Protests against Fico’s pro-Kremlin turn intensify across Slovakia

Protests against Fico’s pro-Kremlin turn intensify across Slovakia
Protests against Fico’s pro-Kremlin turn intensify across Slovakia / bne IntelliNews
By bne IntelliNews January 26, 2025

The intensification of the pro-Kremlin turn of populist Prime Minister Robert Fico drew the largest crowd of demonstrators to the streets of the Slovak capital Bratislava since protests against Fico's Smer party-led cabinet began in late 2023 as fears arose that Fico’s changes in the country’s police, judiciary and media are following Viktor Orbán’s playbook.   

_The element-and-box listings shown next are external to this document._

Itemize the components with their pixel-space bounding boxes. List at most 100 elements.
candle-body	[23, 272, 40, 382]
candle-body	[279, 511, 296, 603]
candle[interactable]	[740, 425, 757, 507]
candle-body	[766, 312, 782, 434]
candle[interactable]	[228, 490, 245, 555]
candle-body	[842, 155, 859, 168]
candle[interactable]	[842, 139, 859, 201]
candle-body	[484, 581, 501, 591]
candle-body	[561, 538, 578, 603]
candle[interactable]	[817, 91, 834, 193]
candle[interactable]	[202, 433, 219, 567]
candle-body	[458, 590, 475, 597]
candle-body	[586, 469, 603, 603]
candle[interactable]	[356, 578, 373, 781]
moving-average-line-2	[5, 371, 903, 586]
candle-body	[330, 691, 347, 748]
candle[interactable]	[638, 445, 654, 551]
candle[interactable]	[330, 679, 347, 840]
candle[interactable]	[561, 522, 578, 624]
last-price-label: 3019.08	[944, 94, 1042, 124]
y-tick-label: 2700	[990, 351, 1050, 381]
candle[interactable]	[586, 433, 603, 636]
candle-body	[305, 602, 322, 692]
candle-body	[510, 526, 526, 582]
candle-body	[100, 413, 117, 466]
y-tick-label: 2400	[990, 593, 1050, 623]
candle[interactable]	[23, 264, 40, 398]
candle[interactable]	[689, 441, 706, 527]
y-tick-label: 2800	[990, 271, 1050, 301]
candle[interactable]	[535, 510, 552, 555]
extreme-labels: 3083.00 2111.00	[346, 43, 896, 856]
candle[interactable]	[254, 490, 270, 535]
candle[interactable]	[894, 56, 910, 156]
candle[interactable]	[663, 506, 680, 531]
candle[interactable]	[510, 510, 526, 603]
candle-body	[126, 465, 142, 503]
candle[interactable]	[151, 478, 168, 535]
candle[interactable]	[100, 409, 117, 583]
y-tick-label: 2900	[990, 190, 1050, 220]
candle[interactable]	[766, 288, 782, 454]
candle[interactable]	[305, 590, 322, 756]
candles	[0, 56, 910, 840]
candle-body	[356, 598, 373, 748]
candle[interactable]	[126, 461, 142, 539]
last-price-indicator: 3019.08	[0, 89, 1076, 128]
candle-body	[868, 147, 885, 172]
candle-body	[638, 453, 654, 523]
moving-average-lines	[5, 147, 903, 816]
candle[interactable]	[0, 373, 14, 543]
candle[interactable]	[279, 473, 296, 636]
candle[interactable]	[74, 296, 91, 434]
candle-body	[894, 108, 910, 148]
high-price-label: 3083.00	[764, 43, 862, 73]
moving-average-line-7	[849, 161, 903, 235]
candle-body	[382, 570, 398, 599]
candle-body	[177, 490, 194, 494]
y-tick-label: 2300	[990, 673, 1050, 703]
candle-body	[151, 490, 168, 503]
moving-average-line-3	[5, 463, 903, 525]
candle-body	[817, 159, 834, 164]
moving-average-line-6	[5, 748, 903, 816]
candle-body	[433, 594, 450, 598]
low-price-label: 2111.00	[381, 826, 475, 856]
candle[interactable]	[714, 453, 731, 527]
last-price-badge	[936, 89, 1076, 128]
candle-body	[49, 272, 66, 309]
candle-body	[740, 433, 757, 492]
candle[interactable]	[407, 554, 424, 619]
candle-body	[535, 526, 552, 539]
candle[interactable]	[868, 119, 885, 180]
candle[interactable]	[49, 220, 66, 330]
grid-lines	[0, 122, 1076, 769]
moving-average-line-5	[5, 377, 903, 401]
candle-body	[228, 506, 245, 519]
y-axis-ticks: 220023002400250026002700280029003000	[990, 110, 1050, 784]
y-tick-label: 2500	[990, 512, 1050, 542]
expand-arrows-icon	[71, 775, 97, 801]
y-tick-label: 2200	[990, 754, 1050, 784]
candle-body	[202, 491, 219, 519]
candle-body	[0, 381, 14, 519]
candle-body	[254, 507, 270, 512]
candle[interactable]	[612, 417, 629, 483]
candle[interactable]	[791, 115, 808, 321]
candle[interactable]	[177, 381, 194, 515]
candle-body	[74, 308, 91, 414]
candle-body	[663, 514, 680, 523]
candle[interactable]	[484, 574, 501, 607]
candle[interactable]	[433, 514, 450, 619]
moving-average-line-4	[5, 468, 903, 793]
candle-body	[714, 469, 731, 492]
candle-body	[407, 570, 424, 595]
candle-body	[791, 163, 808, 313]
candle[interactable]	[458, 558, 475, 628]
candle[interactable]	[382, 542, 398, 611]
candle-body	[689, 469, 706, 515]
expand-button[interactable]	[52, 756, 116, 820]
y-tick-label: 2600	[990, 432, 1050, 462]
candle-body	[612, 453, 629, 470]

The country’s media estimated about 60,000 took part in the Bratislava rally on January 24, where speakers called on the government “to reject any collaboration with Russia,” while Fico also faces continued turmoil inside his left-right coalition.

Protests backed by civic platform Mier Ukrajine [Peace to Ukraine] and demanding Fico’s resignation with chants “enough of Fico” and “step down” were held across the country and also in other cities in the EU, including Prague, Cracow and Copenhagen.

Ukraine’s President Volodymyr Zelenskiy, whom Fico repeatedly criticised over the long-signalled end of the Russian gas transit through Ukraine and even threatened to cut humanitarian aid to Ukraine, supported the protests when he posted in Slovak “Bratislava is not Moscow” and “Slovakia is Europe” on his X account.

Combined protests drew an estimated 100,000 and were the largest in the last decades, together with the 2018 protests, which chased Fico’s last government from power and the 1989 protests, which brought down the communist regime in then Czechoslovakia.

Just hours before the protests, Fico’s key coalition ally, the conservative centre-left Hlas party, ejected from its ranks Samuel Migal’ and Radomír Šalitroš, two of its four rebelling legislators who have criticised the increasing convergence between Hlas and Smer’s national conservative agenda.

Hlas leader called the two “blackmailers” interested in “power positions” who “infiltrated” Hlas while he “extended his hand” to the remaining two Ján Ferenčák and Roman Malatinec.

In response, the four Hlas rebels issued a statement announcing that “instead of discussion we are observing an increased interest of police and security in us” and that “under such pressure, we won’t be voting” in the parliament. Hlas leader and Minister of Interior Matúš Šutaj Eštok later denied police would subject the four legislators to surveillance.

If Migal’ and the other three abstain from voting, Fico’s ruling coalition from October 2023 is reduced to 75 in the parliament of 150. Junior coalition member far-right SNS is holding talks with another three rebels led by Rudolf Huliak, which prompted Fico to admit for the first time in November that early elections could be on the agenda though he will do his utmost to avoid it.       

Speaking for the public broadcaster STVR in a regular political programme Sobotné dialógy Fico reiterated that early elections are a possibility only after Hlas and SNS fail in their talks with rebel legislators. Fico described early elections as “a technical solution” but not “a good political solution.”   

“We are watching the collapse of Fico’s fourth cabinet live. The only solution is now early elections,” commented Michal Šimečka leader of the largest opposition party, liberal Progressive Slovakia (PS), on his Facebook social media page.

Smer trails PS by 4.5%, the January poll by NMS shows, but it is not certain PS would be able to form a majority cabinet even if it beat Smer in potential early elections this year.

Last month, former Smer legislator and ex-European Parliamentarian Boris Zala told bne IntelliNews that Fico “wouldn’t have a problem” with joining forces with the surging neofascist Republika party, while Hlas, under the leadership of Šutaj Eštok aligns itself more closely with Fico and his Smer party leadership than was common when Peter Pellegrini set up Hlas as a Smer party offshoot in 2020.  

Šimečka also stated that the parliament is now “paralysed” not by “dark forces from abroad,” referring to Fico’s allegations of “a coup” in Slovakia, but “by Fico’s inability to maintain stable rule.”  

Last week, Fico alleged “a coup” was supposed to be plotted against his government involving opposition, Mier Ukrajine and “funding from abroad.” His allegations helped him end the no-confidence vote parliamentary session last week after the opposition walked out in protest of moving the session behind closed doors.

Fico referred to the intelligence service SIS report in his allegations without giving details to the public, which only reinforced criticism that SIS had come under the influence of the Smer party. Reports that EU intelligence services stopped sharing information with SIS appeared already last year.